New York

Office guy: As I told him, it’s not the speed of the train that matters when a train hits you, it’s the force. They tried to do CPR and their hands just disappeared into his chest…

515 7th Avenue
New York, NY

Overheard by: Rosskel

Tech director to stagehand in pink jacket: Okay, new rule — you can come to work drunk, but you can’t dress up.

Washington Park
Albany, New York

Tennis instructor to day-campers: You were special last year. You are not special anymore. If you still suck this year, leave these courts.

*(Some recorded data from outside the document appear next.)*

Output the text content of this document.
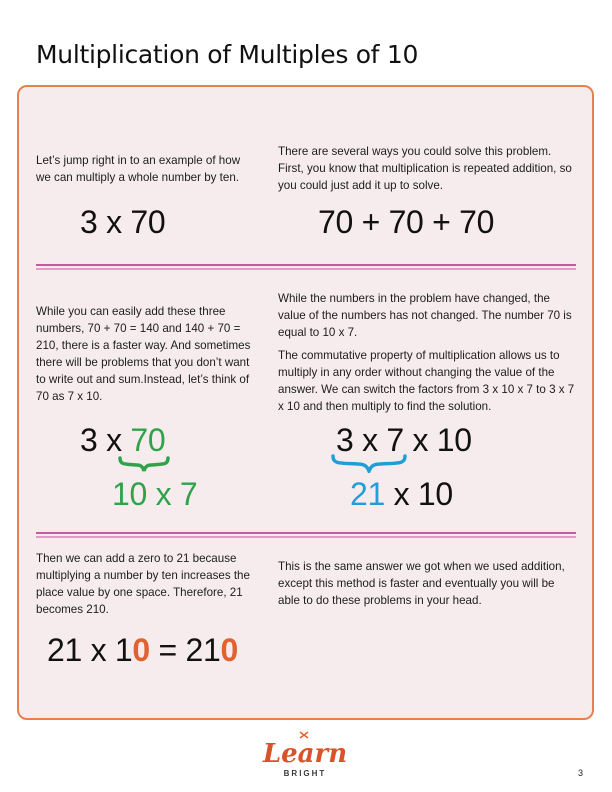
Multiplication of Multiples of 10
Let’s jump right in to an example of how we can multiply a whole number by ten.
3 x 70
There are several ways you could solve this problem. First, you know that multiplication is repeated addition, so you could just add it up to solve.
70 + 70 + 70
While you can easily add these three numbers, 70 + 70 = 140 and 140 + 70 = 210, there is a faster way. And sometimes there will be problems that you don’t want to write out and sum.Instead, let’s think of 70 as 7 x 10.
3 x 70
10 x 7

While the numbers in the problem have changed, the value of the numbers has not changed. The number 70 is equal to 10 x 7.

The commutative property of multiplication allows us to multiply in any order without changing the value of the answer. We can switch the factors from 3 x 10 x 7 to 3 x 7 x 10 and then multiply to find the solution.

3 x 7 x 10
21 x 10
Then we can add a zero to 21 because multiplying a number by ten increases the place value by one space. Therefore, 21 becomes 210.
21 x 10 = 210
This is the same answer we got when we used addition, except this method is faster and eventually you will be able to do these problems in your head.
Learn
BRIGHT	3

Birchwood Swim & Tennis Club
Chappaqua, New York

Overheard by: rachel kieffer

Receptionist, answering phone: Good afternoon, how can I help you? (pause) I'm sorry, she no longer works at this office. (hangs up phone)
Receptionist to executive secretary: It was for you.

New York City, New York

Cube dweller: Do not Google ‘Britney Spears’ vagina.’ All you get is porn.

455 Broadway
New York, New York

Overheard by: Alex

Former secretary: They fired me! Can you believe that? They fired me because they said I had a shitty fuckin’ attitude!

Student government office
New York, New York

Overheard by: Still laughing

Security guard: No man, the race is called Jew, the religion is called Jewdity.

1515 Broadway
New York, NY

Office girl #1: Hey Jessica*, that's weird.
Office girl #2: What?
Office girl #1: That I don't exist.

Manhattan, New York

Overheard by: J-Bone

Pretty woman: Thanks for fixing my computer!
Geeky computer guy: Maria*, you know I’m always thinking about you.
Pretty woman: And thanks for not calling that to my attention too often.

125th Street
New York, New York

Teen employee: I’m so worried about getting into college. Although, I really don’t know what I want to do with my life.
Middle-aged boss: You’d make a great stripper.
Teen employee: You know, I’ve considered it.